Hédi Béhi: Ne touchez pas à mon journal !
Nous sommes en 1963. L'Amérique plane sur le monde avec ses universités, ses savants, sa puissance militaire et sa presse. Dans sa préface au livre du sociologue américain David Riesman, «la foule solitaire», Edgar Morin note: «Nous interrogeons désormais l'Amérique pour nous interroger nous-mêmes (…).». Né dans une famille de journalistes, Jean-Jacques Servan Schreiber était à la recherche d'une nouvelle formule pour relancer son hebdomadaire, l'Express. Tout naturellement, c'est dans ce qu'on appelait encore «Le nouveau monde» qu'il l'a trouvera. Pour ce faire, il va charger son frère cadet (il avait 22 ans) Jean-Louis, de s’enquérir "sur place' des «avancées technologiques de la presse américaine et "de voir dans quelle mesure on pourra s'en inspirer" . Le petit frère comme l'appelait JJSS revient, impressionné, l’esprit plein d’idées avec un projet de livre intitulé «Le pouvoir d’informer où il consignera la quintessence de ses impressions de séjour aux Etats Unis. Pourtant, il ne cache pas son inquiétude quant au sort de la presse écrite américaine face à la presse électronique, allant jusqu'à se demander si «les médias électroniques allaient tuer la presse écrite».
Cette question nous taraude encore aujourd'hui. La presse écrite semble frappée de ringardise et son avenir reste incertain. Pourtant, laissée pour morte, il y a soixante ans, fait montre d'une capacité de résilience surprenante. Bien plus, certains journaux sont devenus de véritables institutions: certes, Newsweek , Life, France Soir, "le seul quotidien français qui tirait à plus d’un million d’exemplaires", se sont sabordés. Mais The Times, New York Times, Die Welt et tant d'autres journaux vont bien Merci, parce qu'ils ont su négocier le virage numérique et s'adapter à l'air du temps.
En France, le journal emblématique Le Monde n'a pas attendu longtemps pour faire sa révolution copernicienne. Il y a loin du journal lugubre du siècle dernier à la nouvelle version.

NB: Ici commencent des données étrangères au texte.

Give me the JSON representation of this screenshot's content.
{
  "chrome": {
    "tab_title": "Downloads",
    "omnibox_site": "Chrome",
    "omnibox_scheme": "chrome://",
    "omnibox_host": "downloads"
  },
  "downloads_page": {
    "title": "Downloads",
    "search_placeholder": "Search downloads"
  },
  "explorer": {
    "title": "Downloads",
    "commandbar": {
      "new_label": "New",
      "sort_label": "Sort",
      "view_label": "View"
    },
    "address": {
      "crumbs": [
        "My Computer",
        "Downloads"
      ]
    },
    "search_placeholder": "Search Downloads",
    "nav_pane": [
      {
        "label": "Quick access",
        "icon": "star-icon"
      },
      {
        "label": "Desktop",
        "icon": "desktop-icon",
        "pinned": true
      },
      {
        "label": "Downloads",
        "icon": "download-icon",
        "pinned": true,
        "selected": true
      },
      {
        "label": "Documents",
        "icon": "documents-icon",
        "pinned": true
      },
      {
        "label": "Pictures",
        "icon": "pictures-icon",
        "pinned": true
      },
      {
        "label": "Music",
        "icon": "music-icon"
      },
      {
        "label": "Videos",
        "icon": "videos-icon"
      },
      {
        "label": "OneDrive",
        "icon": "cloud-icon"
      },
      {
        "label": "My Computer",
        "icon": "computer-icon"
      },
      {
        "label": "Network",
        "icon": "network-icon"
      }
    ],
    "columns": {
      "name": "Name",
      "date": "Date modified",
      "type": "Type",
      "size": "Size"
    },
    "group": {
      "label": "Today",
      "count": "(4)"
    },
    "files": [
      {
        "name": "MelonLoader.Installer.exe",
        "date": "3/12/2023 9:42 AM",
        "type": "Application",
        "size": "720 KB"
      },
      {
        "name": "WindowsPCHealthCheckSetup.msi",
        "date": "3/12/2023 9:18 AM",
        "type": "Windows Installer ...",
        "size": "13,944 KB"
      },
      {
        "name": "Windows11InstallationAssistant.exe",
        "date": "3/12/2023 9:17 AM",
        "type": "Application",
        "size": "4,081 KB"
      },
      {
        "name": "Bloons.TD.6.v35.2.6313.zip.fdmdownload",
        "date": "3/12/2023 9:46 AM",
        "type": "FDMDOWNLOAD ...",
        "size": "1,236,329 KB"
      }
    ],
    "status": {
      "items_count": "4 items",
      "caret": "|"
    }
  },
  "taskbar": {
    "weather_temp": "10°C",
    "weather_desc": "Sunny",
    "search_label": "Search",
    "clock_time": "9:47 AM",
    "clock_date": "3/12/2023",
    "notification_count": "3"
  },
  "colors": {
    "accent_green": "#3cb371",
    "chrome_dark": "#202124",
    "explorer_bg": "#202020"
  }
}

Force est de constater qu'il a beaucoup gagné en lisibilité. On ne se contente plus de noircir des pages. On met en page comme on met en scène. La photo, longtemps proscrite a fait son apparition. Les titres sont plus courts. Le temps est révolu du journalisme de papa où on exhortait les journalistes à «faire ennuyeux».On privilégie désormais les problèmes de société au détriment des temps forts de l’actualité politique. En fait, la concurrence de la presse électronique a accéléré la mutation de la presse écrite. dans les années 70, en pleine crise pétrolière qui a suivi la guerre d'octobre, Yves Montand avait animé une émission télévisée intitulée "Vive la crise". Une titre un rien provocateur, mais qui traduisait la réalité. La crise est un accélérateur de réformes.
S'agissant des médias, ce qu'on peut dire aujourd'hui, c'est que la presse a réussi sa mue. Embarquée dans la même galère, il n'y a d’autre alternative que celle de faire cause commune. Il faut se garder de scier la branche sur laquelle on est assis. De fait, il s’est créé spontanément une véritable synergie entre la presse écrite et les autres médias. Dans un excellent livre intitulé "Sauver les médias", une spécialiste de l’économie de la presse, Julia Cagé, note que «tous les médias, y compris électroniques, se nourrissent de papier. Les journaux télévisés du soir en France se préparent avec Le Monde sur les genoux». Elle cite également un ex-P.D.G. de Google qui reconnaît qu’il «avait besoin que les journaux et magazines réussissent "car il nous faut du contenu pour vivre». In fine, personne n’a intérêt à la disparition de la presse écrite : "Je te tiens, tu me tiens par la barbichette". Même si la presse écrite n'a plus le monopole de la diffusion de la nouvelle, elle reste incontournable. En tout état de cause, "on aura toujours besoin de lire ce qu'on a entendu ou de comprendre ce que l'on a vu" comme l'a fait remarquer le sociologue des médias Paul Lazarsfeld.
J'ajouterai une raison d'ordre personnel, même si nos maîtres n'ont cessé de nous mettre en garde contre "le moi je". Depuis un demi-siècle, j’ai bourlingué à travers une bonne dizaine de médias. La première fois où je m’étais senti journaliste à part entière ce n’était ni à la radio, ni à la télévision, mais dans la presse écrite. C’était le 1er juin 1975 qui coïncidait avec la parution du 1er numéro du journal. Je me rappelle encore comme si c’était hier de l’émotion qui m’avait étreint ce jour-là. Depuis, le journal restera pour moi l’espace d'élection, pour m’exprimer, alors que le fameux "biftek" sera mon fétiche.